Читаем Никто нигде полностью

Это меня встревожило. Два года я ходила на психотерапию — а теперь вдруг обнаруживаю, что я по-прежнему уязвима перед призрачными останками самой себя, что давно похоронены, но не желают умирать!

Я позвонила Мэри. Сказала, что, очевидно, что-то у меня осталось непроговоренным и не разрешенным. Я чувствовала, что это «что-то» таится в моем прошлом — и настало время вытащить его на поверхность.

Я поехала к дому матери, залезла внутрь через открытое окно прачечной. Села посреди большого пустого дома — и казалось, что призраки прошлого, преследовавшие меня в неисчислимых кошмарах, сидят со мной за одним столом.

Отворилась дверь. Послышались голоса. Они вошли, сели за стол, нимало не удивленные моим поведением — удивленные лишь тем, что я здесь. Уилли с ненавистью уставился на мать, требуя ответов.

* * *

Я записалась к врачам, к которым меня водили ребенком. Мне нужно было узнать, что записано в моих медицинских карточках. Еще зашла в начальную школу, куда ходила когда-то, постояла у подножия узкой лестницы, ведущей в бывший кабинет психолога-консультанта — помещение на чердаке, теперь не используемое. Побывала и в первой моей средней школе, откуда исчезла, когда меня отправили в деревню. И, наконец, отправилась навестить тетушку, которая часто бывала у нас в первые годы моей жизни.

Тетя удивилась, увидев меня — я не была у нее уже шесть лет.
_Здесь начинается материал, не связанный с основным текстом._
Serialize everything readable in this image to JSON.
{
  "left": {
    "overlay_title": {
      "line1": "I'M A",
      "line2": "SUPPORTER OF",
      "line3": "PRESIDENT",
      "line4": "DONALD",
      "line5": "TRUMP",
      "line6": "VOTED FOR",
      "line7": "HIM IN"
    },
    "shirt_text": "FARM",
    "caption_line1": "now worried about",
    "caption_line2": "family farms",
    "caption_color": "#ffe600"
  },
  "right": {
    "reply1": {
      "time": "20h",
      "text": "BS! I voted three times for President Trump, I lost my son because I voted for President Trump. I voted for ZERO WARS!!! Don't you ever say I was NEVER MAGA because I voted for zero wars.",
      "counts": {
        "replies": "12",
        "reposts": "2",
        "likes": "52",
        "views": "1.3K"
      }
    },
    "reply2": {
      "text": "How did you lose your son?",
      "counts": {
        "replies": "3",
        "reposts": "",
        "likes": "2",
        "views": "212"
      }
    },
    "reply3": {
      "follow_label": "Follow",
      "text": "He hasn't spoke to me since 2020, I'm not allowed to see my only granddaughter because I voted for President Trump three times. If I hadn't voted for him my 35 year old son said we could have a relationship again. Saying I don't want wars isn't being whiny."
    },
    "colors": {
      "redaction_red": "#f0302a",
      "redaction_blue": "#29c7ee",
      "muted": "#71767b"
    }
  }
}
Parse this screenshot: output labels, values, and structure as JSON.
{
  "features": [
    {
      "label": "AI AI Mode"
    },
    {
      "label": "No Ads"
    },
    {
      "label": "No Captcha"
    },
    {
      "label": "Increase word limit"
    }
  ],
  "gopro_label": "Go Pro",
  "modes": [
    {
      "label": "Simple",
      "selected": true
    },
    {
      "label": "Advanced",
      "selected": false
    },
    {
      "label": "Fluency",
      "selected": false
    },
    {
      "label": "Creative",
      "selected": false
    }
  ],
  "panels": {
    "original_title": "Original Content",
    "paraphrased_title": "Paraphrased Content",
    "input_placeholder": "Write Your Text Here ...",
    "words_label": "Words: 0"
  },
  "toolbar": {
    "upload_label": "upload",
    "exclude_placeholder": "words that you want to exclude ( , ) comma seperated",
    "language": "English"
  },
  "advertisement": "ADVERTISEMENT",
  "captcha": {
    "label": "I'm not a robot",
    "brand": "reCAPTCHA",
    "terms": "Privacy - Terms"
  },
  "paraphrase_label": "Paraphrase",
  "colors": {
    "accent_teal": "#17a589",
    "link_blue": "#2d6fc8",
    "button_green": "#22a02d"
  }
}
Она всегда очень меня любила.

Я рассказала ей: я выяснила, что мое свидетельство о рождении изменено, а на вопрос: «Почему?» архивист посоветовал мне спросить у родителей. Мне казалось, начать стоит именно с этого.

Однажды кто-то рассказал мне: маленькая дочка тети подслушала разговор своих родителей о том, что я могла бы быть ее сестрой. Я вцепилась в тетю — и не собиралась отставать, пока не получу ответы.

Тетя изворачивалась, как могла; однако в агентстве по усыновлению мне подтвердили, что такое свидетельство о рождении, как у меня, выдают усыновленным детям — и я хотела знать почему.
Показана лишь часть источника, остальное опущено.